A reverse mortgage may be an option if you can’t make payments. These loans allow you to tap the equity in your home if you’re 62 or older. The amount you borrow plus interest compounds over time and is paid off when you die, sell or permanently move out. You can get the money as a lump sum, in a series of monthly checks or as a line of credit you can tap.

The older you get, the more you can receive from your home — but you can’t get the money all at once, as you could in the past. If you choose the lump sum option, you can only access 60% of your loan amount the first year. This restriction was put in place to keep you from blowing through your equity too fast.

While reverse mortgages have improved, some of the people touting them have not. Investment salespeople and scam artists sometimes try to push older people into reverse mortgages as a way to come up with cash to invest in their schemes.

You’re required to get counseling from someone approved by the U.S. Department of Housing and Urban Development to discuss how reverse mortgages work and how much one may cost you. In addition, consider hiring a fee-only financial planner to give you advice.
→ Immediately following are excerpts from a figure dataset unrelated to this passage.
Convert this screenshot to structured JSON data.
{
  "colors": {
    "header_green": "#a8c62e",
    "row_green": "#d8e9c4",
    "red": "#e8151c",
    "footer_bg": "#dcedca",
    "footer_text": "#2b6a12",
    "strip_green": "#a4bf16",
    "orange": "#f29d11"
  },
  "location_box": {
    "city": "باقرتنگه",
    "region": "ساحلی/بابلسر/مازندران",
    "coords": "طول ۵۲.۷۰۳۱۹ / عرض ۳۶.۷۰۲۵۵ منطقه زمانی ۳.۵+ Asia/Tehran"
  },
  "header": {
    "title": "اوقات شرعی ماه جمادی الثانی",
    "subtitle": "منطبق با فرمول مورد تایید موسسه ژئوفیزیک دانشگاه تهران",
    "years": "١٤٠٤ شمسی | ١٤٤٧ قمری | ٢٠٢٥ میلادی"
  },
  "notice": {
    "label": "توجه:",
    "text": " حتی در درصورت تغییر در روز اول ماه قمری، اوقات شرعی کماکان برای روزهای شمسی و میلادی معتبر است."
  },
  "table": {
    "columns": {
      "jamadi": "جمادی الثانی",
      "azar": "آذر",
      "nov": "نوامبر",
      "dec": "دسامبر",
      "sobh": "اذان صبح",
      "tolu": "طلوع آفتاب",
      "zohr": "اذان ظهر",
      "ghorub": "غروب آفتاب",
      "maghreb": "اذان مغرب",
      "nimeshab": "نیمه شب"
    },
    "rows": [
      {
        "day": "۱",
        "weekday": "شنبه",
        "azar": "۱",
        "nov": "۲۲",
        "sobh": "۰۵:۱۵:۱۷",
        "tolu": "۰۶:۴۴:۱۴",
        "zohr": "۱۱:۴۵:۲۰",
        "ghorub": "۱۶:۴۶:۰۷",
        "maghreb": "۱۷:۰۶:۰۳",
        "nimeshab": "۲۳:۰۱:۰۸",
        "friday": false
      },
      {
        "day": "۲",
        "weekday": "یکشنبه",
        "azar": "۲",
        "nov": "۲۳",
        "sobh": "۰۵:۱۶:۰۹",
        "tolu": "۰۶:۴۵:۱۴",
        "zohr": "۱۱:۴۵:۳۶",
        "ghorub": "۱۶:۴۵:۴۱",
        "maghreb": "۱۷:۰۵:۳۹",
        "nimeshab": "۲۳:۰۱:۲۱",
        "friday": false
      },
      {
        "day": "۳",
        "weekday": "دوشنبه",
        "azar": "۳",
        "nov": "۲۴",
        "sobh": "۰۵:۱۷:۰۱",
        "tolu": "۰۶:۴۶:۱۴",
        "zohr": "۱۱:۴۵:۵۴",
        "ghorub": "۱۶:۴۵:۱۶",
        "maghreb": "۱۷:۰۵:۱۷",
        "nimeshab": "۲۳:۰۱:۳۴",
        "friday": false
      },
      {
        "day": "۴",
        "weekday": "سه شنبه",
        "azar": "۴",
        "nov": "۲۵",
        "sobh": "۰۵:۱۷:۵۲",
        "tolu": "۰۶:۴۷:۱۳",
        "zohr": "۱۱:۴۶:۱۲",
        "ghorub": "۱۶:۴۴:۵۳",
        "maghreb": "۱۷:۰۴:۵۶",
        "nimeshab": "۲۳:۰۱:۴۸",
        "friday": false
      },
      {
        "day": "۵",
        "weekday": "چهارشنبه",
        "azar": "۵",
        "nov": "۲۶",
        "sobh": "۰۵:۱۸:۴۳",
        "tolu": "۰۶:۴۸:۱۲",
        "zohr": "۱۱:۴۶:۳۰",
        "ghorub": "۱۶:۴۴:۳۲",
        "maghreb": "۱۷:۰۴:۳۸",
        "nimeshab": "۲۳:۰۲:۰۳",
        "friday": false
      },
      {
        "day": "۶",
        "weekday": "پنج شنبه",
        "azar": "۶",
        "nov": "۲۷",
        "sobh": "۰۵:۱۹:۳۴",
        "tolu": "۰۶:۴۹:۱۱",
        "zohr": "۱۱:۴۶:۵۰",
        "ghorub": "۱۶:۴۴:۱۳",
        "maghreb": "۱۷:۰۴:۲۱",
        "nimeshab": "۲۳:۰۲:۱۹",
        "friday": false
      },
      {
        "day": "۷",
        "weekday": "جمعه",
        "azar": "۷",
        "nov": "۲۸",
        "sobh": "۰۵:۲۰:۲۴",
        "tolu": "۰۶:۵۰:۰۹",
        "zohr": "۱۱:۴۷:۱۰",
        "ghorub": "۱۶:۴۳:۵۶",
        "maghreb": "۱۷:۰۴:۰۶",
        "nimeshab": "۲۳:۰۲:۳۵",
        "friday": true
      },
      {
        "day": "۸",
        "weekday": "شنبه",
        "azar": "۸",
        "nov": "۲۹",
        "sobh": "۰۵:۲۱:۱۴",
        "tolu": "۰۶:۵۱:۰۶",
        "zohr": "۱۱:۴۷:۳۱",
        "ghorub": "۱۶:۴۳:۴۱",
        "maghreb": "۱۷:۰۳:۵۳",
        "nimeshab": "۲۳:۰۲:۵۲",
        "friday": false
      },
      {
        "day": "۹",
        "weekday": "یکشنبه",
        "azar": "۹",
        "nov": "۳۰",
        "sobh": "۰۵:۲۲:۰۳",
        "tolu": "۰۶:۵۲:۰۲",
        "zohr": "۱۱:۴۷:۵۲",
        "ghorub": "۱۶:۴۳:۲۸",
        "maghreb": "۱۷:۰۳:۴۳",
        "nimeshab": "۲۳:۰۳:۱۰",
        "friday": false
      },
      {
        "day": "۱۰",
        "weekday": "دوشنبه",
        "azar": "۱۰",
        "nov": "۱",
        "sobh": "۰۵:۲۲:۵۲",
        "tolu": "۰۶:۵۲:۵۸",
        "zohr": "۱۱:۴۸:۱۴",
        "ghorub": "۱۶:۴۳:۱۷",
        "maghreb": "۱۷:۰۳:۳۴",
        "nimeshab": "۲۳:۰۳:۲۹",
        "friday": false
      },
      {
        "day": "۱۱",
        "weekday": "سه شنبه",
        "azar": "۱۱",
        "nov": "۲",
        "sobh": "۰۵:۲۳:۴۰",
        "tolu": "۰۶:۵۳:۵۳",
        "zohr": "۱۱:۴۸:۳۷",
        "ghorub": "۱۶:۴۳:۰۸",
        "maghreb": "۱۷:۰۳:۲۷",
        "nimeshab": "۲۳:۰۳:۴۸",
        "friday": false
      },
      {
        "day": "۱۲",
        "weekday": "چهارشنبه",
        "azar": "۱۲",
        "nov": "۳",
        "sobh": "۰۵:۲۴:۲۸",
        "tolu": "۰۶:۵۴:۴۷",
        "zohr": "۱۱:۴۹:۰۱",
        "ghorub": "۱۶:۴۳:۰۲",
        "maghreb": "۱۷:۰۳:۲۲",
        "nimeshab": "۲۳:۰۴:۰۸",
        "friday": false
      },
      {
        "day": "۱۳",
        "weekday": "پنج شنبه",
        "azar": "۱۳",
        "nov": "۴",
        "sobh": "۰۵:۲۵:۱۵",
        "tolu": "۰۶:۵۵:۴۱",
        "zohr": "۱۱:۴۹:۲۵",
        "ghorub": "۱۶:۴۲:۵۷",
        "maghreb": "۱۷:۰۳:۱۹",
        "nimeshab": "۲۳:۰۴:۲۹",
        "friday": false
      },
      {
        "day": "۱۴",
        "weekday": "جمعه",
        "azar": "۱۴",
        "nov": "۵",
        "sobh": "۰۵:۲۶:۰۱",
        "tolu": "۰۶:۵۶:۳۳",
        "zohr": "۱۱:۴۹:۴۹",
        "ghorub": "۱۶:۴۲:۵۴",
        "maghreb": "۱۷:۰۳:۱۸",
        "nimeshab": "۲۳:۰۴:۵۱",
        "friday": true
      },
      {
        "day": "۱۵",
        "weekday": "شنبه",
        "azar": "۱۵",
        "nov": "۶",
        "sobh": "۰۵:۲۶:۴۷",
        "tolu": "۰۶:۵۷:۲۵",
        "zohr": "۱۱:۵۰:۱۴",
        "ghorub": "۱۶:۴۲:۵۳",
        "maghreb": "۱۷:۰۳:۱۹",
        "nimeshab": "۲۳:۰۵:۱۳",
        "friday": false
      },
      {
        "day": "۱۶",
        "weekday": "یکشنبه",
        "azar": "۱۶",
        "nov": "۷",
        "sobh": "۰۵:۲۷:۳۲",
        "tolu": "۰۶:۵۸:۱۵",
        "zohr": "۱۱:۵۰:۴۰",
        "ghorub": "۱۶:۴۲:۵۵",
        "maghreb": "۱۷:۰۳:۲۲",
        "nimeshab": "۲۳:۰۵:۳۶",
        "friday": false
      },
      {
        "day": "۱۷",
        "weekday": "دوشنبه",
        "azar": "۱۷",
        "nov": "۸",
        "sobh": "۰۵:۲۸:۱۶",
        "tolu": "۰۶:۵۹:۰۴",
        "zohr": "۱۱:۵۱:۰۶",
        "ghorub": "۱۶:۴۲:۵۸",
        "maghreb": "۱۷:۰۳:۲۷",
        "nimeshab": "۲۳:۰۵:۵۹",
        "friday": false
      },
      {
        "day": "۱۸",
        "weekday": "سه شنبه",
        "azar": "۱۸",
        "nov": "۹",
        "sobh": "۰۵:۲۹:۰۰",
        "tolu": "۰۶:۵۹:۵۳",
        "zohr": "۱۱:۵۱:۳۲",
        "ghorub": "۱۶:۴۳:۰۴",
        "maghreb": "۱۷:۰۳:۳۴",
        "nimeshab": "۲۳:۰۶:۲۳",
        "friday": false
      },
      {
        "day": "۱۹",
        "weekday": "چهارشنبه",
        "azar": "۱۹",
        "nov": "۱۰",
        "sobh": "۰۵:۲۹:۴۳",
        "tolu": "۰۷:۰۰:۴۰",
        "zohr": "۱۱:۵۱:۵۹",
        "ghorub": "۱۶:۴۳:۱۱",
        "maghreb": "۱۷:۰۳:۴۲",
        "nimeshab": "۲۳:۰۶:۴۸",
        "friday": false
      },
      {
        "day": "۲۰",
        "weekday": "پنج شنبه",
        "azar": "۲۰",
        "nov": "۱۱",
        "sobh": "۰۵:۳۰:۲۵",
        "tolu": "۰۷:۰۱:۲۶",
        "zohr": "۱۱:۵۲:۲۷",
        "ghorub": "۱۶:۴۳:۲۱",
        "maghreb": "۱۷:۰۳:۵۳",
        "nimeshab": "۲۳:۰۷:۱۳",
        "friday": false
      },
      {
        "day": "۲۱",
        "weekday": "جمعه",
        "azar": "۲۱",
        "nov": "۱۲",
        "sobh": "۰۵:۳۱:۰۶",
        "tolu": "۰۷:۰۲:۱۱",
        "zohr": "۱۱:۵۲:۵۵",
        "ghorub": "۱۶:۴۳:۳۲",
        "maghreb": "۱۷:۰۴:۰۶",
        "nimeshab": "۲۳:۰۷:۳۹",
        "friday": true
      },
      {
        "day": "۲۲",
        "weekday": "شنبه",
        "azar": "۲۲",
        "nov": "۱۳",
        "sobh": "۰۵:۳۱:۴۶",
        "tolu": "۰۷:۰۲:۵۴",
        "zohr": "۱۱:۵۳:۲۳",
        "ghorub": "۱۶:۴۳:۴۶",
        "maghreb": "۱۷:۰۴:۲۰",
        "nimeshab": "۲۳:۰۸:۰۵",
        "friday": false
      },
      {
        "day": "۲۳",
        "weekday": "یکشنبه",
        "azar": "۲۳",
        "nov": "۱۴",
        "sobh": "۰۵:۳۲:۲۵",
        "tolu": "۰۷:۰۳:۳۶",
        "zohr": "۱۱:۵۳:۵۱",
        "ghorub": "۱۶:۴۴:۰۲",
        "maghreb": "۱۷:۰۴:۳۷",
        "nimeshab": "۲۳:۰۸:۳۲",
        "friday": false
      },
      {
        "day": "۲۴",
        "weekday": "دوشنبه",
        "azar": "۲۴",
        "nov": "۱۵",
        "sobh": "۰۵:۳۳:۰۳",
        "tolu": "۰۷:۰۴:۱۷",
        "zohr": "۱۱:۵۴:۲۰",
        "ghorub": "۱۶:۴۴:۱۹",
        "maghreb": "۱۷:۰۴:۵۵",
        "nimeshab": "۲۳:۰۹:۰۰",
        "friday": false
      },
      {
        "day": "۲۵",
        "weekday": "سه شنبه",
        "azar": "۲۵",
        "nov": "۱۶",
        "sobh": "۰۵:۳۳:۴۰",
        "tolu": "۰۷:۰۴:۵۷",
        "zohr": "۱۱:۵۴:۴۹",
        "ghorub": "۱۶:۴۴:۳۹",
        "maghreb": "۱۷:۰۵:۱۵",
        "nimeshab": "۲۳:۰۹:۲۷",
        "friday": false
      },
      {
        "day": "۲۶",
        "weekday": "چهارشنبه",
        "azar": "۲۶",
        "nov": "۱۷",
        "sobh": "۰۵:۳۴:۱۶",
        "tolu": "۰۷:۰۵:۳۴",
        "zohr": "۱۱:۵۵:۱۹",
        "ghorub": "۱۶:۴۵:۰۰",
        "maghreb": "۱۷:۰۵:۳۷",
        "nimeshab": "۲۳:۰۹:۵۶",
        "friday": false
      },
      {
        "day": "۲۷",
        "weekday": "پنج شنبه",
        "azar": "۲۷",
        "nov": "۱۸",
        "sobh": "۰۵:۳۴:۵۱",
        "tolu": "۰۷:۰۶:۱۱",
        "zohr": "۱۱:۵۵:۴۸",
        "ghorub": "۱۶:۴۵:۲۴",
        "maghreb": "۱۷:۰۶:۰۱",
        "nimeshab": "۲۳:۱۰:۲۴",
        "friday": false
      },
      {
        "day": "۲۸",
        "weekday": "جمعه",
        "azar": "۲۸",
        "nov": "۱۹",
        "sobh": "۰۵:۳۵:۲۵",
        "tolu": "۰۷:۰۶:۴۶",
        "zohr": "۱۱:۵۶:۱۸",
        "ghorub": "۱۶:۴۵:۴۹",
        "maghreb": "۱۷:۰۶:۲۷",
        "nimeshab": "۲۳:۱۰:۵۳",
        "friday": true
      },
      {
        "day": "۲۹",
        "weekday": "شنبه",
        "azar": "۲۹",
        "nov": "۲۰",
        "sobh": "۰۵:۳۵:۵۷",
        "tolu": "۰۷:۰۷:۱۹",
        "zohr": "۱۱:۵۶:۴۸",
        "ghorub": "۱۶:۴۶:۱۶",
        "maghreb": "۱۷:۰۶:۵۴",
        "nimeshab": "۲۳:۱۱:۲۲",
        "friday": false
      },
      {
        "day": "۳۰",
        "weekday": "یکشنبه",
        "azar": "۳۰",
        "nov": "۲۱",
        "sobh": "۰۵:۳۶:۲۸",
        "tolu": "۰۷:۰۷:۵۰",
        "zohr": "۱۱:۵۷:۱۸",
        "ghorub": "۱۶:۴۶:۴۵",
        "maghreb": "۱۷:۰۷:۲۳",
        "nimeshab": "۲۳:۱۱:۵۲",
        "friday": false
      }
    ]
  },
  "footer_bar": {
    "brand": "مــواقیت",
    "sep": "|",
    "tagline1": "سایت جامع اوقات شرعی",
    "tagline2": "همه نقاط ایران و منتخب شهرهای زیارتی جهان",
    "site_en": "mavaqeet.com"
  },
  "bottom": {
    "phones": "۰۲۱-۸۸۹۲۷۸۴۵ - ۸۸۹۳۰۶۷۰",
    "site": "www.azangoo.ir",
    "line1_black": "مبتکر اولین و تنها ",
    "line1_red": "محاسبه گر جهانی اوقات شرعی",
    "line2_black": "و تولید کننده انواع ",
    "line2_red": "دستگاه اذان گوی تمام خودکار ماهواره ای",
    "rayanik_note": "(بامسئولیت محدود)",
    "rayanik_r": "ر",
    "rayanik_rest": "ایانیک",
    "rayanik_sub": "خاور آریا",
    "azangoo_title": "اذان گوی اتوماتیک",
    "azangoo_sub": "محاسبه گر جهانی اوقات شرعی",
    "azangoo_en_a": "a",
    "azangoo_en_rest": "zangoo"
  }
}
Q&A: More solutions for avoiding probate

Dear Liz: I’m wondering why, in your answer about whether to use a will or a living trust, you didn’t mention that probate can be avoided by using beneficiaries for assets such as mutual funds and brokerage accounts and now, in many states, homes. This seems quite relevant to the question and the gist of your answer.

Answer: Space limitations, and reader attention spans, prohibit exhaustive answers to many personal finance questions. Nowhere is that more true than in estate planning, which can get complicated quickly.

It’s hard to avoid probate entirely without a living trust. So-called transfer on death designations can indeed work for small estates, providing that the rest of the estate — the “tangible personal property” such as furniture and jewelry — is small enough to qualify for simplified probate proceedings. (In California, that limit is $150,000.)

Even with small estates, though, transfer on death designations aren’t necessarily the right solution for everyone. Beneficiary designations are easy to forget, for one thing, which can mean accounts going to the wrong people after life changes. In other words, your ex-wife or your mother may wind up with an account that should have gone to your spouse. People who choose to use transfer on death designations instead of a living trust need to remain vigilant about keeping those designations up to date.

They also need to explore other potential ramifications, especially if they’re taking a do-it-yourself approach. For example, if a beneficiary dies first, or simultaneously, the asset may wind up having to go through probate.

Also, as this column discussed a few months ago, real estate transfers in certain circumstances can cause the property to be reassessed, leading to much higher tax bills for heirs. That’s something an attorney would be able to explain to a client while preparing a will or living trust, but it’s something a DIYer might miss.

Q&A: When a living trust can save money

Dear Liz: Here’s another advantage to a living trust. If the person owns real estate in more than one jurisdiction and just uses a will, there will be a probate in the resident jurisdiction and ancillary probates the other location or locations, with the attendant time, costs and delays — all of which could be avoided with a living trust. All properties would have to be transferred into the trust, of course, and it’s always wise to have a pour-over will to make sure that anything inadvertently left out of the trust is included and protected from probate.

Answer: Good points. Living trusts are more expensive to set up than wills but can save money in the long run in such situations.